Tania Ferrucci (Napoli, 1960) nasce bambino nei bassifondi di Napoli, nel 1960, sogna a occhi aperti: sogna la libertà, fuggire via dalla miseria in cui vive, dalle violenze che di lì a poco, a soli 7 anni, subisce da uno dei tanti uomini che frequentano la casa della madre prostituta. Quel bambino violentato finisce in collegio, poi per strada a chiedere l’elemosina. Ovunque continua a subire. Quel bambino sin da piccolo si sente diverso, e presto comprende la sua natura. Diventa una fanciulla di nome Tania, che a 13 anni inizia a vendere il proprio corpo per sopravvivere. Tania per molti anni vive tra Napoli, Roma, Firenze, e altre province del centro Italia. Si sottopone all’intervento di vaginoplastica, corona il sogno di avere un corpo femminile. È desiderata da molti clienti, ma non troverà mai un uomo che la ami. Abusa di alcol e droghe, dall’età di 39 anni entra e esce dalle case di recupero, fino a concludere il percorso di disintossicazione nel 2005. Nella sua vita difficile conosce anche l’esperienza del carcere, e la morte prematura di un fratello con il quale era riuscita a riallacciare i rapporti. Trova riscatto nel lavoro, come assistente sanitaria e segretaria, finalmente libera dalle dipendenze.
Motivazione della menzione speciale
La giuria segnala con menzione speciale la vicenda intensa e dolorosa di Anna De Simone. La qualità e la forza della scrittura di questa autobiografia, in cui l’autrice non fa sconti e non chiede comprensione, rispecchiano un percorso di maturazione e di profonda conoscenza di sé e del suo mondo emozionale e affettivo. Anna ha perso la voce a causa di una malattia, queste pagine sono oggi il suo unico mezzo per raccontarsi.

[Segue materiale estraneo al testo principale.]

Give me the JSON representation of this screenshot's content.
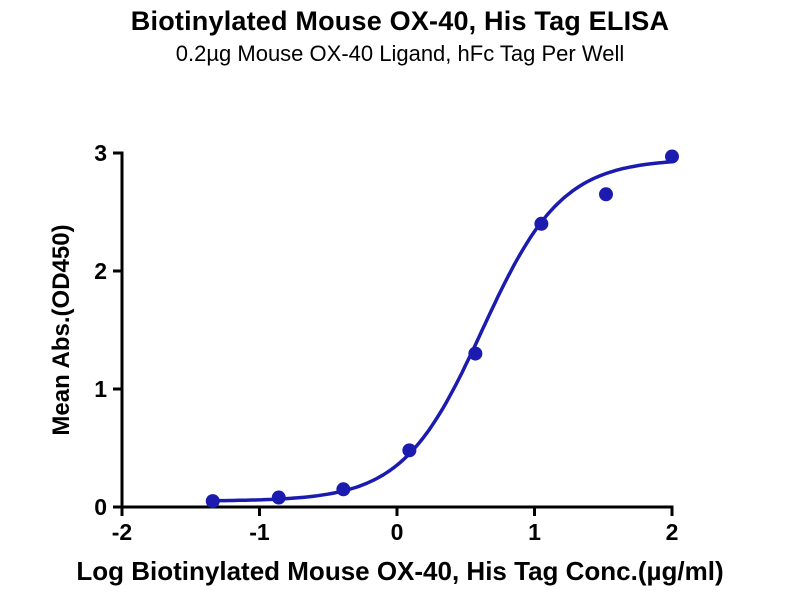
{
  "title": "Biotinylated Mouse OX-40, His Tag ELISA",
  "subtitle": "0.2µg Mouse OX-40 Ligand, hFc Tag Per Well",
  "chart_data": {
    "type": "scatter",
    "title": "Biotinylated Mouse OX-40, His Tag ELISA",
    "subtitle": "0.2µg Mouse OX-40 Ligand, hFc Tag Per Well",
    "xlabel": "Log Biotinylated Mouse OX-40, His Tag Conc.(µg/ml)",
    "ylabel": "Mean Abs.(OD450)",
    "xlim": [
      -2,
      2
    ],
    "ylim": [
      0,
      3
    ],
    "x_ticks": [
      -2,
      -1,
      0,
      1,
      2
    ],
    "y_ticks": [
      0,
      1,
      2,
      3
    ],
    "grid": false,
    "legend": "none",
    "axis_color": "#000000",
    "series": [
      {
        "name": "Biotinylated Mouse OX-40, His Tag",
        "color": "#1b1bb0",
        "marker": "circle",
        "points": [
          [
            -1.34,
            0.05
          ],
          [
            -0.86,
            0.08
          ],
          [
            -0.39,
            0.15
          ],
          [
            0.09,
            0.48
          ],
          [
            0.57,
            1.3
          ],
          [
            1.05,
            2.4
          ],
          [
            1.52,
            2.65
          ],
          [
            2.0,
            2.97
          ]
        ]
      }
    ],
    "fit_curve": {
      "model": "4PL-sigmoid",
      "bottom": 0.05,
      "top": 2.95,
      "logEC50": 0.62,
      "hillslope": 1.5,
      "x_range": [
        -1.34,
        2.0
      ],
      "color": "#1b1bb0"
    }
  }
}
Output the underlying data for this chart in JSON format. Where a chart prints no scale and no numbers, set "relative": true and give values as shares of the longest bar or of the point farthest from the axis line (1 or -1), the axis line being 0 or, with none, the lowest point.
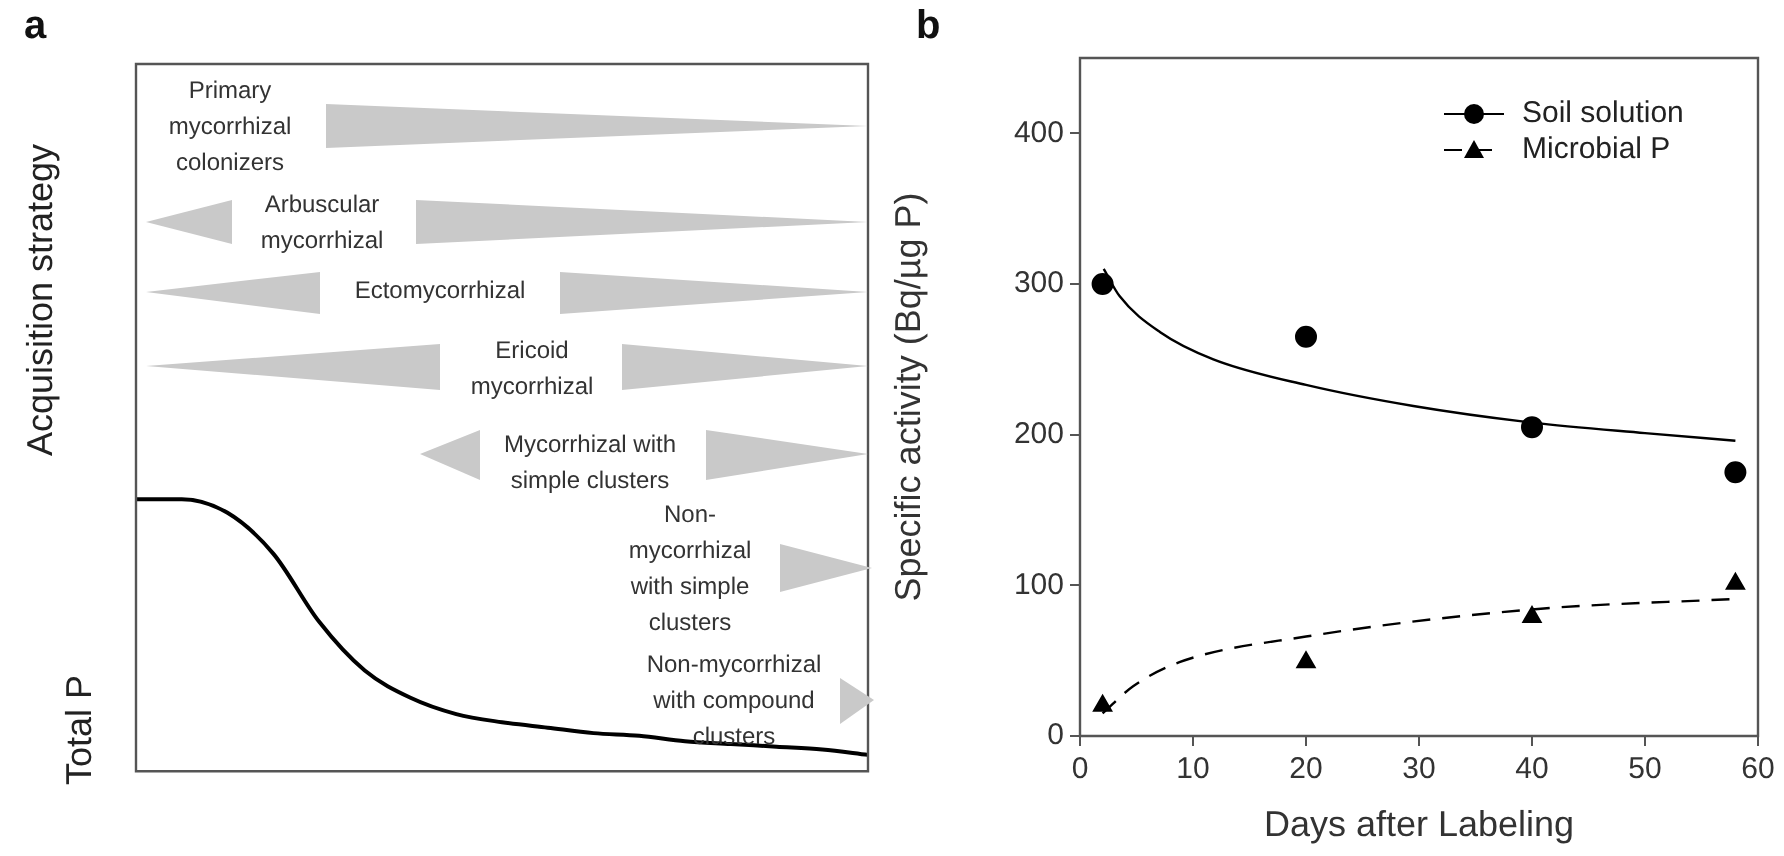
{
  "chart_data": [
    {
      "type": "line",
      "title": "a",
      "ylabel": "Total P",
      "relative": true,
      "categories": [
        null,
        null,
        null,
        null,
        null,
        null,
        null,
        null,
        null,
        null,
        null,
        null,
        null,
        null,
        null,
        null,
        null
      ],
      "series": [
        {
          "color": "#000000",
          "values": [
            1,
            1,
            0.95,
            0.8,
            0.55,
            0.37,
            0.27,
            0.21,
            0.18,
            0.16,
            0.14,
            0.13,
            0.11,
            0.1,
            0.09,
            0.08,
            0.06
          ]
        }
      ],
      "annotations": [
        "Acquisition strategy",
        "Primary mycorrhizal colonizers",
        "Arbuscular mycorrhizal",
        "Ectomycorrhizal",
        "Ericoid mycorrhizal",
        "Mycorrhizal with simple clusters",
        "Non-mycorrhizal with simple clusters",
        "Non-mycorrhizal with compound clusters"
      ]
    },
    {
      "type": "scatter",
      "title": "b",
      "xlabel": "Days after Labeling",
      "ylabel": "Specific activity (Bq/µg P)",
      "legend": "top right",
      "xlim": [
        0,
        60
      ],
      "xticks": [
        0,
        10,
        20,
        30,
        40,
        50,
        60
      ],
      "ylim": [
        0,
        450
      ],
      "yticks": [
        0,
        100,
        200,
        300,
        400
      ],
      "series": [
        {
          "name": "Soil solution",
          "type": "scatter",
          "marker": "circle",
          "line_style": "solid",
          "color": "#000000",
          "x": [
            2,
            20,
            40,
            58
          ],
          "values": [
            300,
            265,
            205,
            175
          ]
        },
        {
          "name": "Microbial P",
          "type": "scatter",
          "marker": "triangle",
          "line_style": "dashed",
          "color": "#000000",
          "x": [
            2,
            20,
            40,
            58
          ],
          "values": [
            20,
            49,
            79,
            101
          ]
        },
        {
          "type": "line",
          "marker": "none",
          "line_style": "solid",
          "color": "#000000",
          "x": [
            2.1,
            3.5,
            7.1,
            11.8,
            20,
            29.5,
            40,
            50,
            58
          ],
          "values": [
            310,
            292,
            268,
            250,
            233,
            219,
            208,
            201,
            196
          ]
        },
        {
          "type": "line",
          "marker": "none",
          "line_style": "dashed",
          "color": "#000000",
          "x": [
            2,
            4.7,
            8.8,
            20,
            40,
            58
          ],
          "values": [
            15,
            33,
            49,
            66,
            84,
            91
          ]
        }
      ]
    }
  ]
}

Anna De Simone decide di raccontarsi, alla soglia dei 65 anni, in un’autobiografia in cui i ricordi delle violenze e delle privazioni si rincorrono e si sovrappongono in una scrittura a tratti caotica, a tratti lucidissima. La sua storia comincia in un paesino dell’Abruzzo, Massa D’Albe, dove nel 1954 Anna nasce all’interno di una famiglia disastrata: cresce in un brefotrofio, a otto anni torna a vivere a casa ma subisce una violenza sessuale da parte del nuovo compagno della madre. Viene mandata via di casa a lavorare come donna di servizio presso varie famiglie nella sua regione, poi a Roma e in Svizzera. Fughe continue, trascorre periodi vivendo per strada, a Roma, finché non viene rinchiusa di nuovo in un istituto governato dalle suore dove trascorre anni tra umiliazioni e repressione, prima di riguadagnare un’illusione di libertà. Rimane incinta, sola con un figlio in arrivo che vuole tenere e problemi economici insormontabili da affrontare.